Mark Butler may not have much of a political profile outside his home state of South Australia, but as national president of the Australian Labor Party his Fabian Society lecture this week exposed an issue a succession of Labor leaders have squibbed.
Put simply, the question Butler posed – although he did not use the phrase "social democrat" itself – is whether Labor will continue to be constrained by its "labourist" heavily-factionalised union-dominated traditions, or whether it will become a broader-based social democratic party with some prospect of regenerating itself.
Labor under Bill Shorten may have congratulated itself on having come close to winning government in 2016, but the fact remains the party's primary vote remained below 35 per cent, and its Senate vote under 30 per cent.
These are bad numbers historically for a party that proclaims itself to be broad-based.
Essentially, Butler put on the table an age-old argument between traditional Labor in which a union-influenced party establishment holds a lock on preselections and other party positions, and those who want the party to be more representative of the wider community.
This is what he had to say about shenanigans in Victoria where a recently refurbished backroom "stability pact" is about to deliver a prized new seat – this seat has not even been named or defined – to a factionally-endorsed candidate.
"Remarkably, the designers of this new pact have already decided who the party's candidate will be for a seat that hasn't even yet been created …That sort of backroom buffoonery does not reflect a healthy party organisation."
Left unsaid by Labor's national president is Victorian Labor's so-called "stability pact" – likened facetiously by its internal party critics to the Molotov-Ribbentrop Pact of 1939 between pre-war Germany and the Soviet Union – enshrines the internal party influence of Shorten, and former senator Stephen Conroy, now a gambling lobbyist.
The "Short-Cons", so-called, have been the architects of some of the more questionable preselection stich-ups in recent Labor history. Candidates without factional support have little chance of advancement.
This state of affairs does not reflect well on Shorten, and certainly contradicts his professed desire to democratise the party.
Needless to say Butler's intervention has infuriated Labor colleagues – critics point out that he has long played the role of factional heavy in South Australia – and prompted the question why the national president had chosen this moment to accuse his leader of being party to "backroom buffoonery".

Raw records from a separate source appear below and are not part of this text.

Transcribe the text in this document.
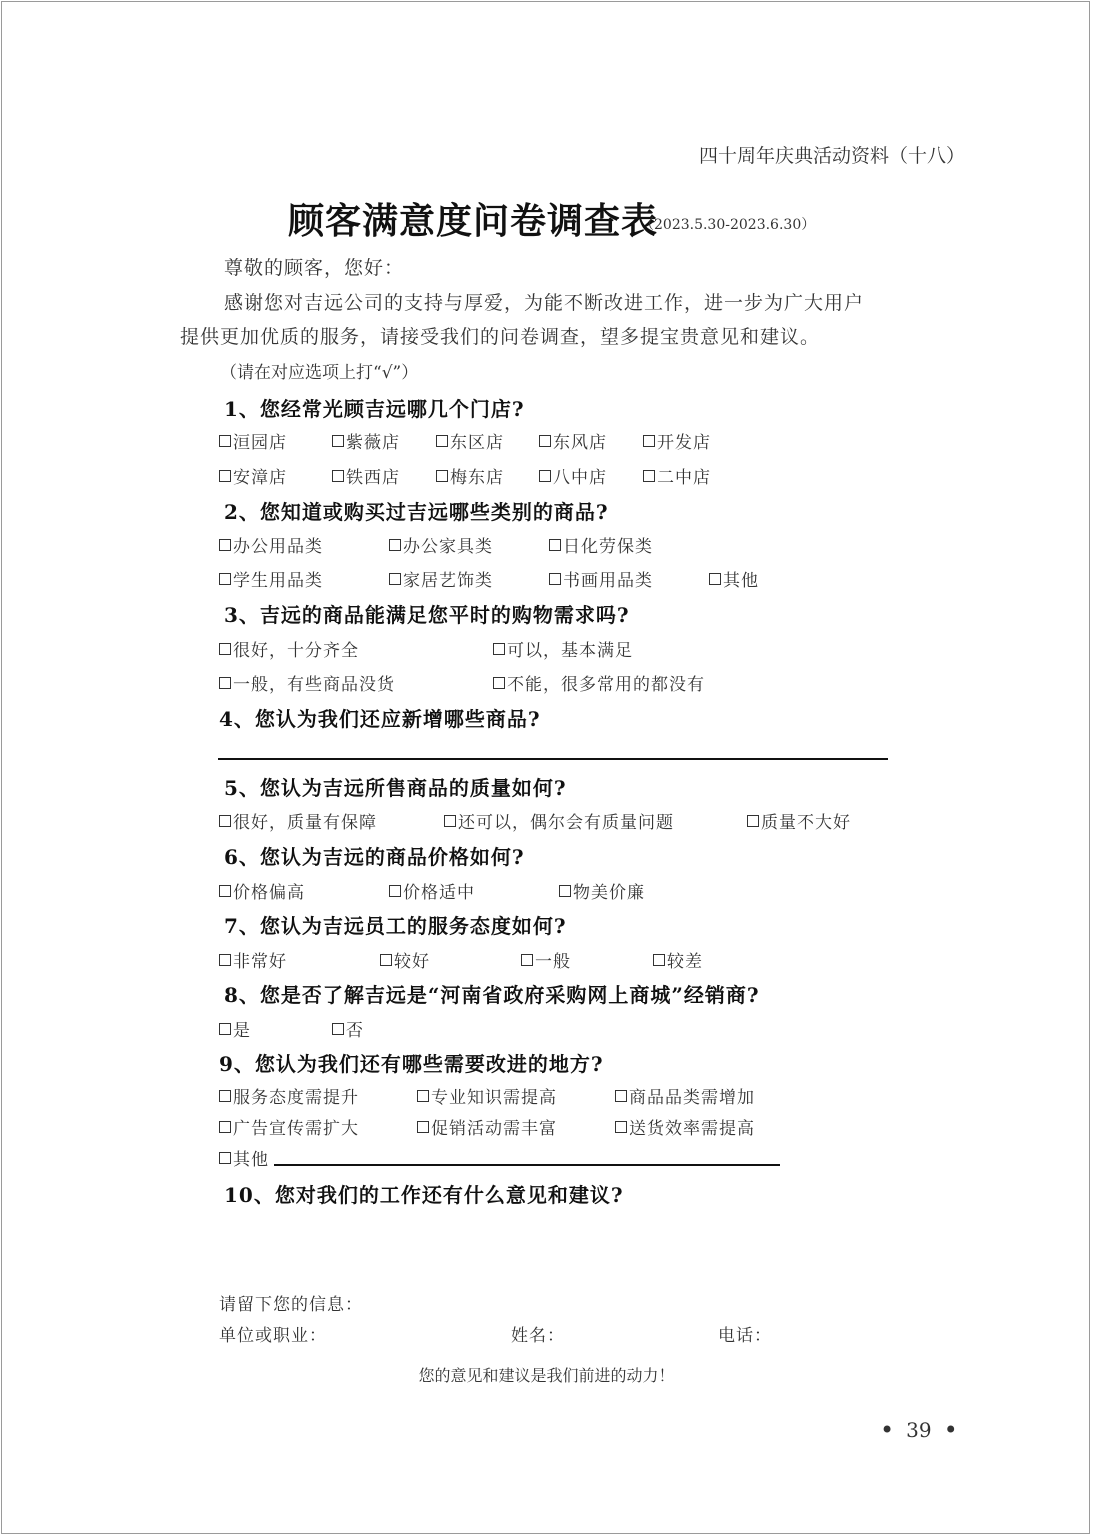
四十周年庆典活动资料（十八）
顾客满意度问卷调查表
（2023.5.30-2023.6.30）
尊敬的顾客，您好：
感谢您对吉远公司的支持与厚爱，为能不断改进工作，进一步为广大用户
提供更加优质的服务，请接受我们的问卷调查，望多提宝贵意见和建议。
（请在对应选项上打“√”）
1、您经常光顾吉远哪几个门店?
洹园店	紫薇店	东区店	东风店	开发店
安漳店	铁西店	梅东店	八中店	二中店
2、您知道或购买过吉远哪些类别的商品?
办公用品类	办公家具类	日化劳保类
学生用品类	家居艺饰类	书画用品类	其他
3、吉远的商品能满足您平时的购物需求吗?
很好，十分齐全	可以，基本满足
一般，有些商品没货	不能，很多常用的都没有
4、您认为我们还应新增哪些商品?
5、您认为吉远所售商品的质量如何?
很好，质量有保障	还可以，偶尔会有质量问题	质量不大好
6、您认为吉远的商品价格如何?
价格偏高	价格适中	物美价廉
7、您认为吉远员工的服务态度如何?
非常好	较好	一般	较差
8、您是否了解吉远是“河南省政府采购网上商城”经销商?
是	否
9、您认为我们还有哪些需要改进的地方?
服务态度需提升	专业知识需提高	商品品类需增加
广告宣传需扩大	促销活动需丰富	送货效率需提高
其他
10、您对我们的工作还有什么意见和建议?
请留下您的信息：
单位或职业：	姓名：	电话：
您的意见和建议是我们前进的动力！
• 39 •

I forwarded that question to Butler without a response, so in the absence of an explanation one can but speculate. What seems likely is that criticism of a party culture is not separate from manoeuvring ahead of this year's National Conference to be held in July in Butler's hometown of Adelaide.
Labor's Left has been making ground on the Right in what has the makings of an arm-wrestle in July on various motions and appointments. Butler himself is of the Left.
This brings us to an interesting question that relates to party membership numbers. Who is right: the president or the Leader of the Opposition?
In his Fabian Society speech, Butler said this: "Party membership is hovering a little over 50,000 and disturbingly has declined by more than 6 per cent since its recent peak in 2015."
This contrasts with Shorten's version of events in which he said in response to Butler's criticism: "The Labor Party before I became leader had about 42,000 members. It's now got about 56-57,000 members so we've had a 30 per cent increase in membership."
This discrepancy is not easily explained.
In his Fabian Society speech Butler drew unfavorable comparison between the ALP's poor record in attracting new members and British Labour's recent success, having democratised its institutions, and opened its leadership positions to rank and file ballots.
In all of this, it is not as though Labor has not sought to address its factional issues in various reviews of its political successes and failures going back to Mark Dreyfus' review of the 1996 federal election rout.
In 2011, a review conducted by former premiers Steve Bracks and Bob Carr, and Labor grandee John Faulkner, recommended greater democratisation of the party's internal processes, but this was stymied by factional opposition.
In 2015, some progress was made towards enabling party members a greater say in electing representatives to a party-establishment and union-dominated national conference.
However, not since 2003 when Simon Crean got the party to reduce union influence at conference has there been significant reform despite a lot of talk.
If there is comfort in any of this for a factionalised Labor Party it is that its opponents are riven by factional conflict as well, in some ways worse than Labor given there is less structure to these arguments and thus they tend to be more personal.
In Victoria followers of Liberal president Michael Kroger are at war with the party establishment. In NSW so-called moderates and social conservatives are similarly at each other's throats.
As a prominent Labor frontbencher fed-up with factional game-playing put it: "Their factional shit is as bad as our factional shit."